I had to be taken to a different ER less than 24 hours later bc my symptoms had escalated so badly that my family and I were afraid for my life
Stop telling people "Just go see a doctor."
Sometimes going to the hospital - especially for people who are disabled, overweight, Black and Brown, and/or women - is far, far more dangerous than trying to treat it yourself
When I was diagnosed at age sixteen, after having one period in the eighth grade and then never again till a medically induced one my junior year of high school - my uterine lining measured in centimeters because it was so thick, my mother turned to me in the car. She was upset. Literal tears in her eyes. And she told me her friend had PCOS, but was still able to have kids. That this was still a possibility for me if I did injections and fertility treatments, etc. My mom had never asked me if I wanted kids, she just assumed.
My first conversation about PCOS with my new endocrine/OBGYN was about weight management and how that could improve my fertility when I eventually wanted kids. It wasn't asked what my goals were for my health or if I wanted kids, just assumed.

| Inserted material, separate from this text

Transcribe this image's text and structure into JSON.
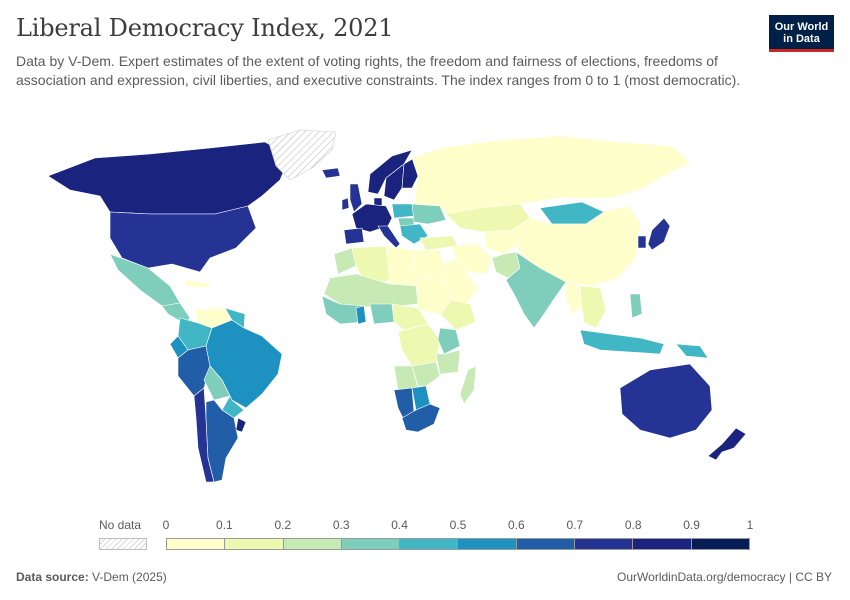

I was a hormonal, depressed mess. I hated my body. My body dysmorphia was so bad that I cloistered myself away from so much. I wore hoodies and jeans in the 90°F, 80% humidity summers. This was considered fine. I was given metformin and birth control pills and told this was all that could be done. That PCOS wouldn't affect my life until I wanted to be pregnant. I wasn't asked if I wanted to be pregnant, just assumed.
I don't know how many PCOS groups I joined on my early 20s hoping to find community and commonality for body dysmorphia and symptom management, only to be bombarded with fertility treatments and tips and 'inspirational conception' anecdotes. They never asked if I was attempting to conceive, just assumed.
It's a problem. It's been a problem. And thank god I learned to speak up and find medical professionals that would help me with *MY* goals. I shouldn't have had to, someone should have recognized the needs of that sixteen y.o. and protected her, but I can only hope the conversation changes as awareness increases.